3. Able to tag/classify data and trace the ‘tag’
The auto-classification feature is very powerful in Purview. There are built-in classification rules available and it is possible to define your own rules and classification types. What is not yet clear is how the object classification ‘follows’ the object and is propagated with the lineage to where the object is used.
4. Search ability on all metadata levels (from calculation or visual in Power BI to column name in data source)

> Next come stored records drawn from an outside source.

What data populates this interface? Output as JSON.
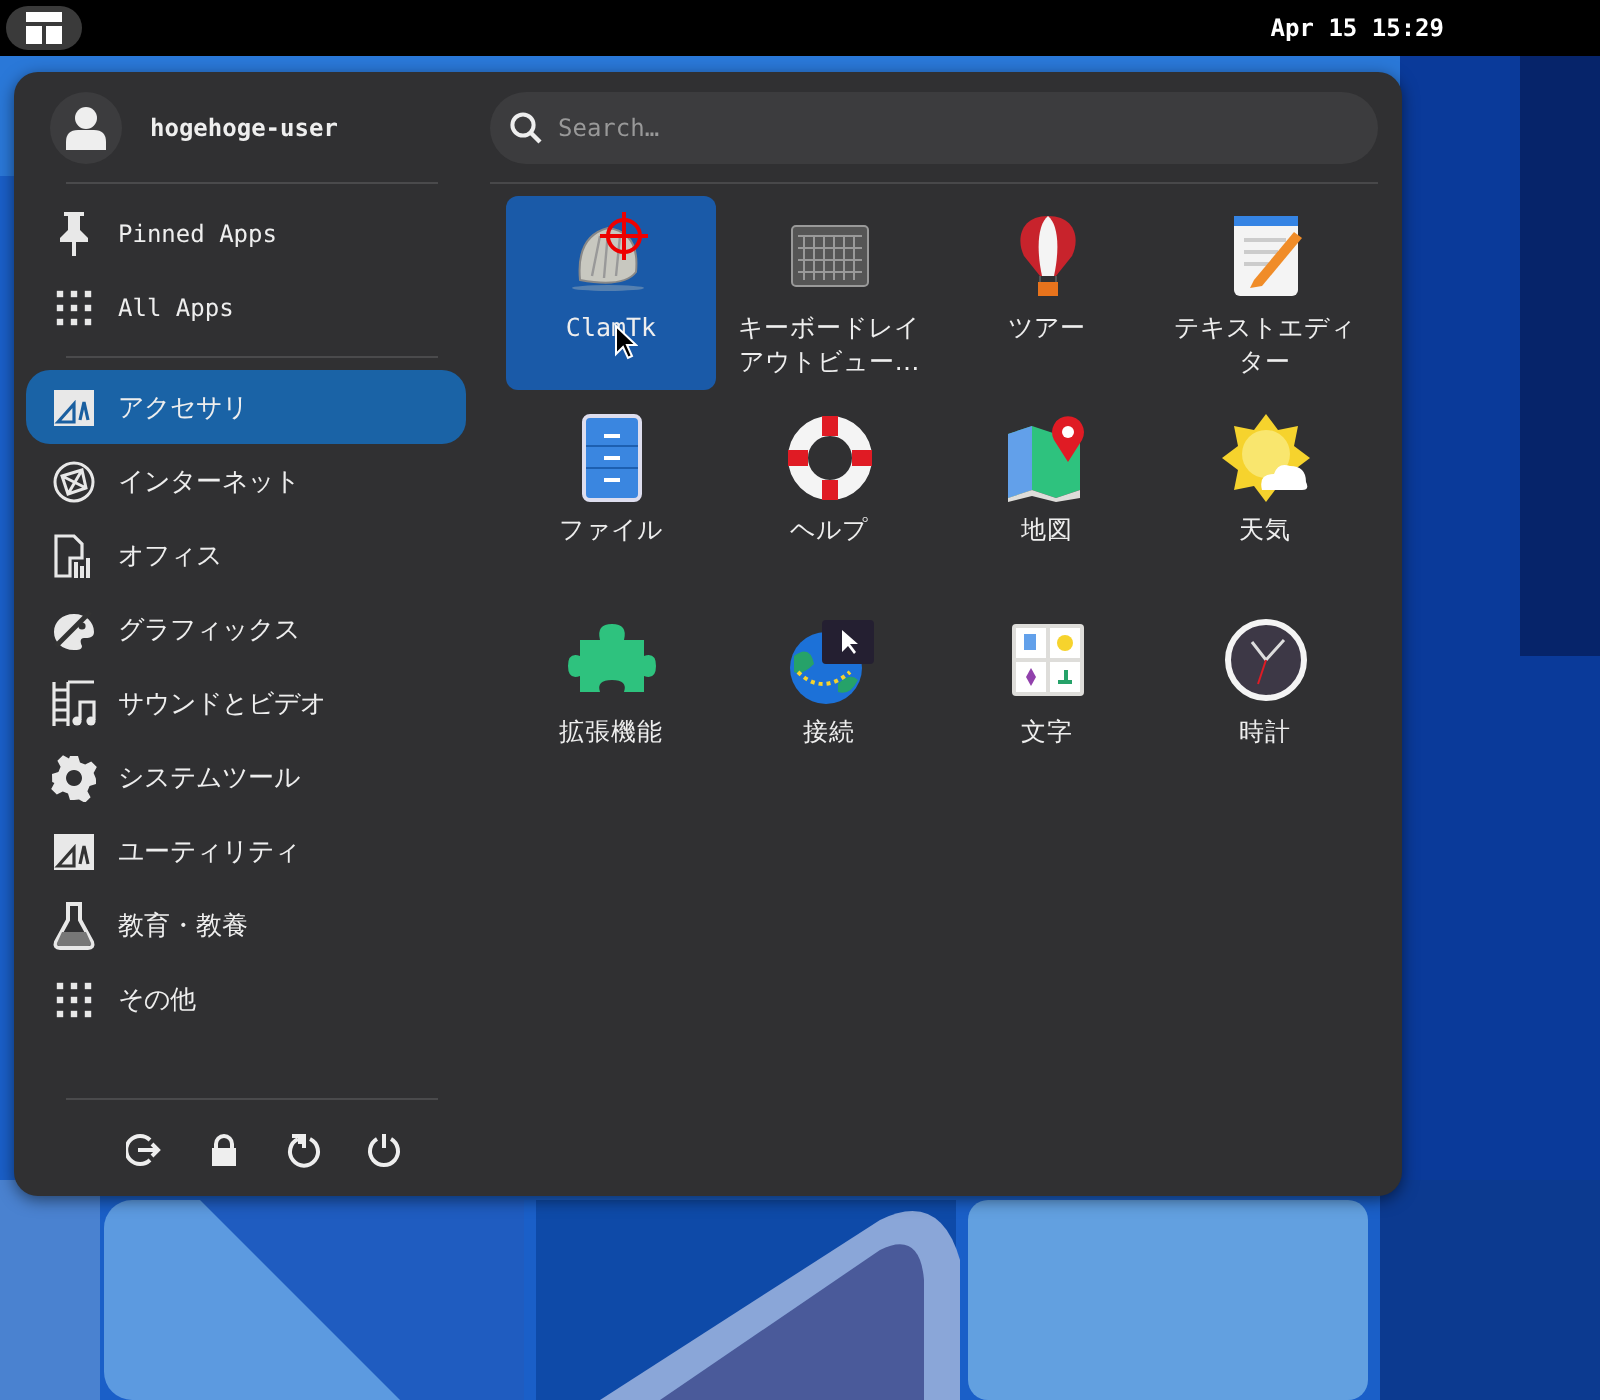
{
  "top_bar": {
    "clock": "Apr 15 15:29"
  },
  "menu": {
    "user": {
      "name": "hogehoge-user"
    },
    "search": {
      "placeholder": "Search…"
    },
    "views": [
      {
        "label": "Pinned Apps",
        "selected": false
      },
      {
        "label": "All Apps",
        "selected": false
      }
    ],
    "categories": [
      {
        "label": "アクセサリ",
        "selected": true
      },
      {
        "label": "インターネット",
        "selected": false
      },
      {
        "label": "オフィス",
        "selected": false
      },
      {
        "label": "グラフィックス",
        "selected": false
      },
      {
        "label": "サウンドとビデオ",
        "selected": false
      },
      {
        "label": "システムツール",
        "selected": false
      },
      {
        "label": "ユーティリティ",
        "selected": false
      },
      {
        "label": "教育・教養",
        "selected": false
      },
      {
        "label": "その他",
        "selected": false
      }
    ],
    "apps": [
      {
        "label": "ClamTk",
        "selected": true
      },
      {
        "label": "キーボードレイアウトビュー…",
        "selected": false
      },
      {
        "label": "ツアー",
        "selected": false
      },
      {
        "label": "テキストエディター",
        "selected": false
      },
      {
        "label": "ファイル",
        "selected": false
      },
      {
        "label": "ヘルプ",
        "selected": false
      },
      {
        "label": "地図",
        "selected": false
      },
      {
        "label": "天気",
        "selected": false
      },
      {
        "label": "拡張機能",
        "selected": false
      },
      {
        "label": "接続",
        "selected": false
      },
      {
        "label": "文字",
        "selected": false
      },
      {
        "label": "時計",
        "selected": false
      }
    ]
  }
}
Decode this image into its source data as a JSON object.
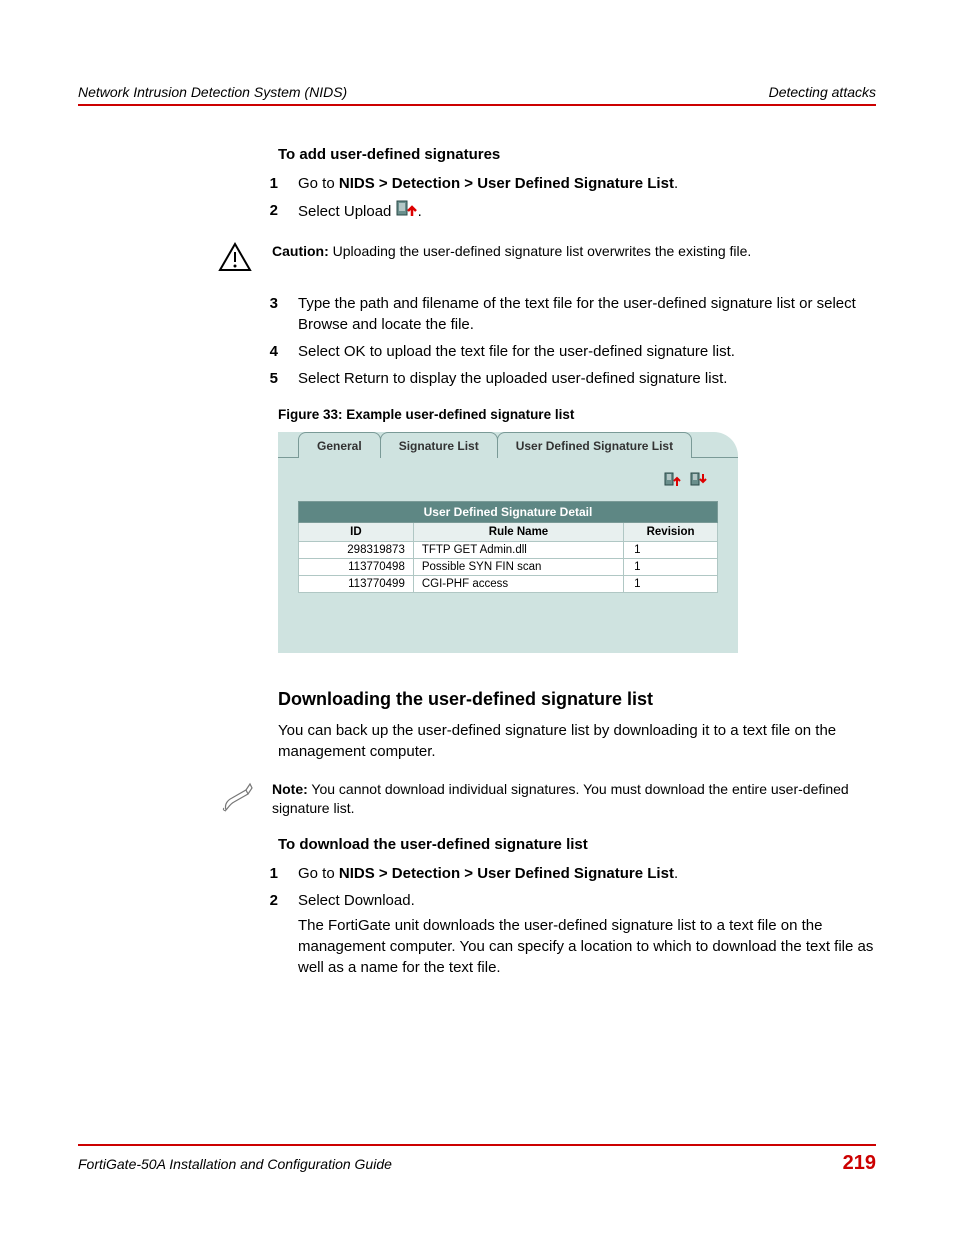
{
  "header": {
    "left": "Network Intrusion Detection System (NIDS)",
    "right": "Detecting attacks"
  },
  "proc1": {
    "title": "To add user-defined signatures",
    "steps": {
      "s1": {
        "num": "1",
        "pre": "Go to ",
        "bold": "NIDS > Detection > User Defined Signature List",
        "post": "."
      },
      "s2": {
        "num": "2",
        "pre": "Select Upload ",
        "post": "."
      },
      "s3": {
        "num": "3",
        "text": "Type the path and filename of the text file for the user-defined signature list or select Browse and locate the file."
      },
      "s4": {
        "num": "4",
        "text": "Select OK to upload the text file for the user-defined signature list."
      },
      "s5": {
        "num": "5",
        "text": "Select Return to display the uploaded user-defined signature list."
      }
    }
  },
  "caution": {
    "label": "Caution:",
    "text": " Uploading the user-defined signature list overwrites the existing file."
  },
  "figure": {
    "caption": "Figure 33: Example user-defined signature list",
    "tabs": [
      "General",
      "Signature List",
      "User Defined Signature List"
    ],
    "titlebar": "User Defined Signature Detail",
    "cols": [
      "ID",
      "Rule Name",
      "Revision"
    ],
    "rows": [
      {
        "id": "298319873",
        "name": "TFTP GET Admin.dll",
        "rev": "1"
      },
      {
        "id": "113770498",
        "name": "Possible SYN FIN scan",
        "rev": "1"
      },
      {
        "id": "113770499",
        "name": "CGI-PHF access",
        "rev": "1"
      }
    ]
  },
  "section2": {
    "heading": "Downloading the user-defined signature list",
    "para": "You can back up the user-defined signature list by downloading it to a text file on the management computer."
  },
  "note": {
    "label": "Note:",
    "text": " You cannot download individual signatures. You must download the entire user-defined signature list."
  },
  "proc2": {
    "title": "To download the user-defined signature list",
    "steps": {
      "s1": {
        "num": "1",
        "pre": "Go to ",
        "bold": "NIDS > Detection > User Defined Signature List",
        "post": "."
      },
      "s2": {
        "num": "2",
        "text": "Select Download.",
        "sub": "The FortiGate unit downloads the user-defined signature list to a text file on the management computer. You can specify a location to which to download the text file as well as a name for the text file."
      }
    }
  },
  "footer": {
    "title": "FortiGate-50A Installation and Configuration Guide",
    "page": "219"
  }
}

The search functionality, though not tested extensively, seems to work fine Purview. There are though, some peculiarities regarding identification of words and wordings. For example: technical object names using CamelCase is not necessarily compatible with text searches. The common ‘danger’ with searching in all data is to not get lost in the search results. This is mitigated by different metadata groupings, for example on Glossary terms or Classifications and with icons on object types, which seems to be working fine. (The search experience is actually very similar to the search in Xpert BI Solution Catalog).
5. Supporting change and solution life cycle
As data platforms are always changing both in additions and deletions on both data and objects, it is important that the data catalog reflects the current available data. Also, from a data warehouse perspective being able to support DEV/QA/PROD environments is important. And be able to copy descriptions and documentation from objects as they are migrated. It is not clear yet on how Purview supports this. From our current understanding of Purview, describing objects is not meant to be done in Purview, but imported with the object from the source. When adding descriptions in Purview the object is ‘frozen’ and will not be synchronized from data source again. There are some best practices for deployment here: https://docs.microsoft.com/en-us/azure/purview/deployment-best-practices.
Lastly, I want to briefly compare the Purview with our own Solution Catalog.
- Scope: Purview has an enterprise level scope with a wide range of supported object types and data storage types. Solution Catalog is designed for and built for the data warehouse with focus on end-to-end lineage and documentation.
- Focus: first glance the main principal difference is that Purview seems to be more DATA focused i.e. focus on table/files/storage, volume, access, where Solution Catalog is more METADATA focused i.e. traceability, data flows and lineage, documentation of every object- also on views/code objects.
- User: As mentioned Purview is quite technical in navigation and terminology, while Solution Catalog has enabled a view for the business user which ‘hides’ some of the technical complexities in a data warehouse solution with the ETL processes and shows for examples data models and bus-matrix in a grid view for the business user.
Since the Solution Catalog also includes views and stored procedures as well as SSAS cubes and tabular models the two catalogs can be complementary. Xpert BI Solution Catalog has a metadata REST API interface for exporting data and could provide powerful additions to these object types and lineage in Purview if or when Purview will support this.